Roald Amundsen was a polar technician. His approach to the Pole was slow, methodical and proven. He carried spare food, extra fuel and backups for all essential equipment. The team used skis and brought dogs to do the heavy pulling, saving the men’s strength. He also pragmatically calculated the worn-out dogs as food for the others.
Leaving their base at the Bay of Whales on October 19, 1911, Amundsen and Olav Bjaaland, Helmer Hanssen, Sverre Hassel and Oscar Wisting set out on skis with four sledges, each pulled by 13 Greenland dogs. As Norwegians, they were well trained in the use of skis, and during his Arctic years Amundsen had developed excellent dog-driving skills. This served them well.
The five men climbed (and named) Axel Heiberg Glacier to the Polar Plateau and reached the South Pole on December 14, 1911. They camped in a dark-green tent for three days at what they called 'Polheim' and made weather observations and precisely calculated their position. Amundsen claimed the Polar Plateau for Norway, naming it King Haakon VII Land, and wrote a note for Scott that he left in the tent.
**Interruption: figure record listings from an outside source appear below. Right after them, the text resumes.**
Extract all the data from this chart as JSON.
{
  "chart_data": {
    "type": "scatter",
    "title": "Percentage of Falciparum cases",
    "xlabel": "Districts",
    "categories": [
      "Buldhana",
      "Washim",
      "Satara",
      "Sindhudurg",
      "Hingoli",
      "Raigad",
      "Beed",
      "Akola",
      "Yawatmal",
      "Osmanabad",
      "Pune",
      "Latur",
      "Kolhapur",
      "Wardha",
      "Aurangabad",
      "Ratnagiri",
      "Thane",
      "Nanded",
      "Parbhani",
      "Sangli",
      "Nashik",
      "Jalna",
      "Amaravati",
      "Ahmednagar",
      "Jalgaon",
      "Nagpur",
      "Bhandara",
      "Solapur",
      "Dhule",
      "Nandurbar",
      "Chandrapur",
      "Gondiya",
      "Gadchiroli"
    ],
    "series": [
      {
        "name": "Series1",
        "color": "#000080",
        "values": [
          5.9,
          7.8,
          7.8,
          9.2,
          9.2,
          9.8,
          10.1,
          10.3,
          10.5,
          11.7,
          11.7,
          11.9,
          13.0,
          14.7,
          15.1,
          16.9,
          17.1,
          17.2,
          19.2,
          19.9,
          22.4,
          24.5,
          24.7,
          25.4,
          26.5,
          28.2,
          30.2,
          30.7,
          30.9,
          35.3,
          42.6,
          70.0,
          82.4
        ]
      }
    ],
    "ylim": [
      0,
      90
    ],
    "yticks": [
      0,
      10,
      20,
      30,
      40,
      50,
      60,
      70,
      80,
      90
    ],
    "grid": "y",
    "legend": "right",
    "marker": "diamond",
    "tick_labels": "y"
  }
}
Then, they turned for home, triumphant.
In contrast to Scott’s desperate race against starvation just a month later, the Norwegians’ return trip from S 90° to their coastal base seems little more than a bracing ski trek. ‘On January 25, at 4am,’ Amundsen laconically recorded in his diary, ‘we reached our good little house again, with two sledges and 11 dogs; men and animals all hale and hearty.’
Amundsen’s polar camp remains buried under the annual accumulations of snow, and by now should be about 12m below the snow surface. In 1993 a Norwegian group came to the Pole with hopes of recovering the tent, Norwegian flag and sledge for display at the 1994 Winter Olympics in Lillehammer. They gave up when one of the group fell 40m down a crevasse and was killed. The huts Amundsen left at his camp on the Ross Ice Shelf at the Bay of Whales disappeared long ago as pieces of the ice shelf calved and floated out to sea.